My New Apple Computer
I have been plagued with First World Problems lately. I have grungy funk under my fingernails from scouring the crap out of my expensive All-Clad stainless fry pan with scotchbrite pads after being inspired by the servants on Downton Abbey, which I can’t decide if I like but have now seen all of season one because what the hell else is there to watch on my 150 cable channels? I have been subsisting on my piece-of-crap computer for five years. Because I have a computer, and no one is trying to kill me like in third world countries. The speed of my floppy-drive consuming Dell conjures up thoughts of senior citizens on Hoverounds. Sending email was like getting the hiccups. I have no idea what that means, but it was utter dejection. I didn’t realize “dejection” was a real word, but if auto-correct didn’t touch it, then I guess it’s all good. This is how I get my self-esteem anymore. Not from gainful employment, but from Auto-correct. Gosh, I’m a smart lady! Auto-correct didn’t scold me once while writing that paragraph! Insert Stuart Smalley affirmation here.

My New Apple Computer

Let me admit that I have absolutely no business buying an iMac. It’s an extravagant purchase in any hemisphere. I deserve cans hooked together with string to use as a cell phone. I deserve onion fax paper. I deserve the freakin’ cassette deck in my 15 year old car. My husband and I agreed I “needed” a new computer, because you can’t put a price tag on productivity, people. I’m nothing if not productive. He  requested I at least look at other computers. I took all three children (don’t you do your best thinking when your kids are running around breakable electronics?) to Best Buy and researched the field exhaustively for forty-five minutes with 22 year old Jack who my son kept calling Jake. Jack Jake was helpful, but something was lacking.

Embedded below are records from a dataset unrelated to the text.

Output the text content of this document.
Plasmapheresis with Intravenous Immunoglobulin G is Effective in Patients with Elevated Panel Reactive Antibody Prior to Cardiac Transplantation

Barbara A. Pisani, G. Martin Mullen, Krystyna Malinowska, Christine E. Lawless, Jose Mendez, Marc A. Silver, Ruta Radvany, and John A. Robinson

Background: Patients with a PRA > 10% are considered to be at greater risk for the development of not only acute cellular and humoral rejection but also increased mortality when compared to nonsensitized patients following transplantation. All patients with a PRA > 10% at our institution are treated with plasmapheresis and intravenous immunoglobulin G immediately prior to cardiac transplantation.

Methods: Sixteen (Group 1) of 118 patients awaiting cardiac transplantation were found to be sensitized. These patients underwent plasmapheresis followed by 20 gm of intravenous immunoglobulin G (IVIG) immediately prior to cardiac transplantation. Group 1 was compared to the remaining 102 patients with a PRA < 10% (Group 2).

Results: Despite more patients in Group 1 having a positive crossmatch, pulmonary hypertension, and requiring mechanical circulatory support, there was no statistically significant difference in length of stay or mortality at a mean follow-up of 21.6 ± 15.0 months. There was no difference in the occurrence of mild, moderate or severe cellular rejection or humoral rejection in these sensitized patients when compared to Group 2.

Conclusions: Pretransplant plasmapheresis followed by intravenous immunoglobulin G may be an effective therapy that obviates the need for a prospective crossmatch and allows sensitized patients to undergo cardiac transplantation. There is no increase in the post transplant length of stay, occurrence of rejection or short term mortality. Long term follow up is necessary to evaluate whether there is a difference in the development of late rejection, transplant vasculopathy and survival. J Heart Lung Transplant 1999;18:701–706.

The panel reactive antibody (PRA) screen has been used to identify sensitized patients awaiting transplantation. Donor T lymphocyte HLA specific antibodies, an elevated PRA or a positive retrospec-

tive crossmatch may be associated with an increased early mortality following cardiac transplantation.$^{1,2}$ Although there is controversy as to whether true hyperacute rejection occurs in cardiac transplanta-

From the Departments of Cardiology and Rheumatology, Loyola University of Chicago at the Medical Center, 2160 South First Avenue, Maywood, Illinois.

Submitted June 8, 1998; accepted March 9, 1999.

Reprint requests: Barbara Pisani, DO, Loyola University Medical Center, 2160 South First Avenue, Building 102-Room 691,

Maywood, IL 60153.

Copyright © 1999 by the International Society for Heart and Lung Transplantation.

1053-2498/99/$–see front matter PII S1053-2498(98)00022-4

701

Then I took the children to the Apple store, which felt like entering Emerald City. It. Was. Beautiful. You know how you can trust a person if your dog likes them? My son, Devlin, works the same way. Devlin immediately asked the Apple Genius, David, if we could have a group hug right in the middle of Oz. David was going to indulge him until I reminded Devlin that we only hug people we actually know. I understood how Dev got confused, though. Those specialists in the mall, they can be sirens. Recall how I was ensnared by Gay Chris in the True Religion store. If you have no idea what I’m talking about, read my True Religion post here. Or my True Religion: Part Deux post here. I have never felt so good about spending so much money before. Even on hookers. And really, aren’t hookers one of those items that you should really not scrimp on? Hookers and toilet paper. Cheap toilet paper totally sucks. Same with cheap hookers. I mean, so I’ve heard.

When I picked up my iMac a day later from my next Genius, the experience was nothing short of orgasmic. Genius James, of ReDo Home & Office fame, was a benevolent teacher. He made me feel better than Auto-correct.